Burn Bright (Alpha & Omega #5)(51)



“Oh, stay,” said Wellesley, in a low, clipped tone that was nothing at all like the voice he had been using a moment ago. “This is more interesting than anything that has happened in a while.”

Anna looked at Asil, but he didn’t see her. He was watching Wellesley like a cat watches a mouse—but more wary and less hungry.

“Let us look at the newest members,” said Wellesley, sounding more like himself. Or at least, more like he’d sounded at first. He opened his hands and closed them a couple of times as he continued, “They would have had to deceive Bran the shortest length of time.”

In another person, Anna would have taken that as a threat. But it didn’t track with what they were talking about or with the rest of his body language, which had been submissive to Asil the whole of this encounter.

“It’s not Kara,” said Anna positively.

“No,” agreed Asil. Anna noticed that Asil had seen those hands, too. He paced a little as if he were thinking, but the movement in the small room left him directly between Wellesley and Anna. “She is a baby—and we know her background. She could not lie to me, let alone Bran.” He paused. “And I’m pretty sure that she didn’t know anything about Hester. It’s not like anyone talks about the wildlings other than as a general warning.”

What was Asil’s game here? To see if Wellesley could finger one of the other wildlings?

“She could have heard something,” Wellesley said, but this time it was a soft whisper, apologetic and tentative. “Children do.” He was still bent low, staring hard at the corner of the room away from both Asil and Anna.

Wellesley shook his head violently. “That’s stupid,” he growled. “Stupid. Stupid. We have seen her when she didn’t know we were watching, haven’t we? She is weak, she is prey. We should eat her. She would taste like the girl in Tennessee. Better maybe.”

Anna looked at Asil again, her eyes wide. She expected to see the same alarm or confusion that she felt. Or more probably anger—Kara was a particular favorite of Asil’s. He was angry enough, she saw, but there was compassion on the Moor’s face, too.

“Wellesley,” said Asil, with cool command in his voice. “You will not speak of my little friend in that way. I don’t like it.”

Wellesley growled, and Asil growled back. The artist glanced over his shoulder with wolf-yellow eyes. He was taller and more muscled than the Moor, but he backed down as soon as his eyes met Asil’s. He dropped to one knee, almost like a man proposing, his face turned again to the far corner of the room, though his body still faced Asil.

In a soft voice, he said, “It might be that someone spoke in front of her. That she told someone she shouldn’t.”

In her head, Anna heard again the voice of Wellesley’s monster saying “like the girl in Tennessee,” and wondered what Wellesley had done.

“It isn’t Kara,” Asil said again.

“If it were Kara, you could give her to me,” said Wellesley in a singsong voice.

“You go too far,” warned Asil, his lip beginning to curl.

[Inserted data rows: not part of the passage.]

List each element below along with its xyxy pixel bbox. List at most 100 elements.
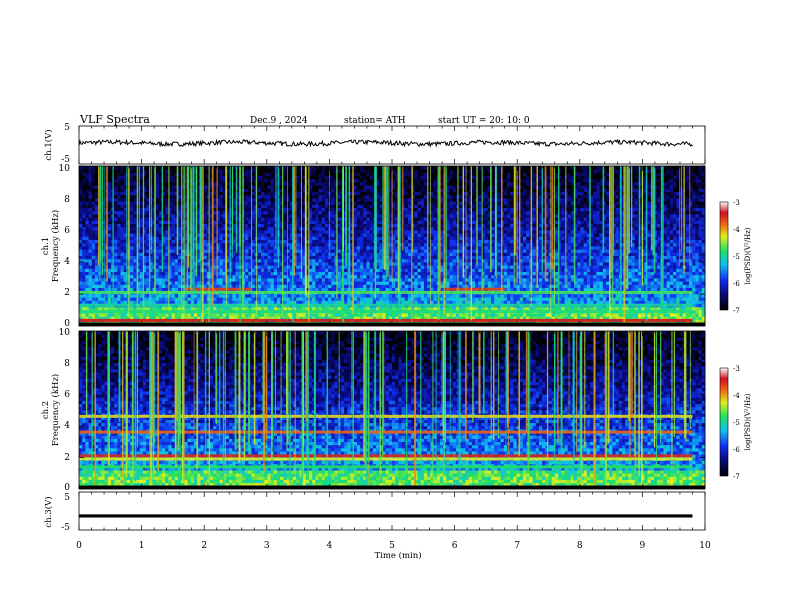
spec1-cell xyxy=(178,246,182,250)
spec1-cell xyxy=(213,268,217,272)
spec1-cell xyxy=(685,313,690,317)
spec1-cell xyxy=(554,278,559,282)
spec1-cell xyxy=(216,300,220,304)
spec1-cell xyxy=(407,284,412,288)
spec1-cell xyxy=(146,255,150,260)
spec1-cell xyxy=(158,306,163,311)
spec1-cell xyxy=(484,271,489,276)
spec1-cell xyxy=(433,281,438,285)
spec1-cell xyxy=(187,281,192,285)
spec1-cell xyxy=(79,258,83,263)
spec1-cell xyxy=(94,271,99,276)
spec1-cell xyxy=(538,255,543,260)
spec1-cell xyxy=(261,281,265,285)
spec1-cell xyxy=(379,262,383,266)
spec1-cell xyxy=(676,284,680,288)
spec1-cell xyxy=(136,294,141,298)
spec1-cell xyxy=(669,281,674,285)
spec1-cell xyxy=(701,303,706,308)
spec1-cell xyxy=(439,284,444,288)
spec1-cell xyxy=(331,284,335,288)
spec1-cell xyxy=(618,297,623,301)
spec1-cell xyxy=(245,281,249,285)
spec1-cell xyxy=(328,271,332,276)
spec1-cell xyxy=(289,274,294,279)
spec1-cell xyxy=(366,300,371,304)
spec1-cell xyxy=(286,300,291,304)
spec1-cell xyxy=(273,271,278,276)
spec1-cell xyxy=(615,262,620,266)
spec1-cell xyxy=(216,252,220,256)
spec1-cell xyxy=(158,278,163,282)
spec1-cell xyxy=(168,265,173,269)
spec1-cell xyxy=(363,265,367,269)
spec1-cell xyxy=(312,258,316,263)
spec1-cell xyxy=(459,262,463,266)
spec1-cell xyxy=(491,265,495,269)
spec1-cell xyxy=(216,255,220,260)
spec1-cell xyxy=(114,252,118,256)
spec1-cell xyxy=(417,278,422,282)
spec1-cell xyxy=(420,316,425,320)
spec1-cell xyxy=(315,294,319,298)
spec1-cell xyxy=(698,274,703,279)
spec1-cell xyxy=(542,316,546,320)
spec1-cell xyxy=(257,287,262,292)
spec1-cell xyxy=(449,313,454,317)
spec1-cell xyxy=(657,265,661,269)
spec1-cell xyxy=(174,297,179,301)
spec1-cell xyxy=(612,252,616,256)
spec1-cell xyxy=(356,258,361,263)
spec1-cell xyxy=(542,249,546,253)
spec1-cell xyxy=(324,281,329,285)
spec1-cell xyxy=(350,284,355,288)
spec1-cell xyxy=(213,284,217,288)
spec1-cell xyxy=(542,246,546,250)
spec1-cell xyxy=(235,306,240,311)
spec1-cell xyxy=(187,265,192,269)
spec1-cell xyxy=(334,316,339,320)
spec1-cell xyxy=(590,297,594,301)
spec1-cell xyxy=(465,284,470,288)
spec1-cell xyxy=(206,281,211,285)
spec1-cell xyxy=(213,313,217,317)
spec1-cell xyxy=(631,271,636,276)
spec1-cell xyxy=(685,262,690,266)
spec1-cell xyxy=(478,262,482,266)
spec1-cell xyxy=(270,252,275,256)
spec1-cell xyxy=(178,274,182,279)
spec1-cell xyxy=(152,297,157,301)
spec1-cell xyxy=(190,297,195,301)
spec1-cell xyxy=(487,268,492,272)
spec1-cell xyxy=(666,258,671,263)
spec1-cell xyxy=(420,284,425,288)
spec1-cell xyxy=(133,274,137,279)
spec1-cell xyxy=(420,271,425,276)
spec1-cell xyxy=(586,284,591,288)
spec1-cell xyxy=(286,284,291,288)
spec1-cell xyxy=(376,265,380,269)
spec1-cell xyxy=(420,258,425,263)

Anna decided that if someone didn’t step in, there would be trouble. And there was no one else but her. She couldn’t risk soothing them with her Omega abilities—there was too great a chance that it would be more effective on Asil than Wellesley. Then she’d really be up a creek without a paddle.

She decided to try to distract them with words instead. Or even just Asil. There was something really wrong with Wellesley.

She had visions of Jack Nicholson in The Shining in her head. Leah had said that she had given them the most broken of the wildlings, and Asil said he’d picked the worst one first. Asil had told her Wellesley’s condition most closely resembled schizophrenia. She’d known a girl in college who coped with schizophrenia, but that girl had never been creepy.

She hadn’t been a werewolf either, but still …

She didn’t know how to distract Wellesley, but Asil was easy.

“Kara talks to Asil,” she said firmly, as if she weren’t stepping figuratively between two angry werewolves. “She talks to Leah and a little to me. But with the rest of the wolves, she is really wary—and I don’t think she talks to any of the kids at school. Bran keeps getting letters from her teachers: ‘Kara is hardworking and intelligent. I am concerned that she has no friends among her peers. She doesn’t participate in group work or in any outside sports activities’—and variations of that. Leah makes her write a letter every week to her parents, most of which are four sentences long because Bran imposed that rule after her first letter was ‘Dear Dad, I’m alive. Kara.’”

Sometime during her monologue, Asil pulled himself together. More or less, Anna thought.

“It’s not Kara,” said Asil definitively—and then he put some power in his voice, and said, “Stand down, Wellesley. Leave Kara alone.” He paused. “And I better not catch your scent anywhere near her or where she has been.”

Wellesley abruptly sat on the floor, turning until his back was toward them. He nodded, showing he was paying attention to the conversation.

“Okay,” he agreed, his voice a lot more normal than his posture. Almost conversationally, he asked, “What about Sherwood? He would know about the wildlings—he was one for a while. He would know about Bran’s absence because he is in Adam’s pack now.”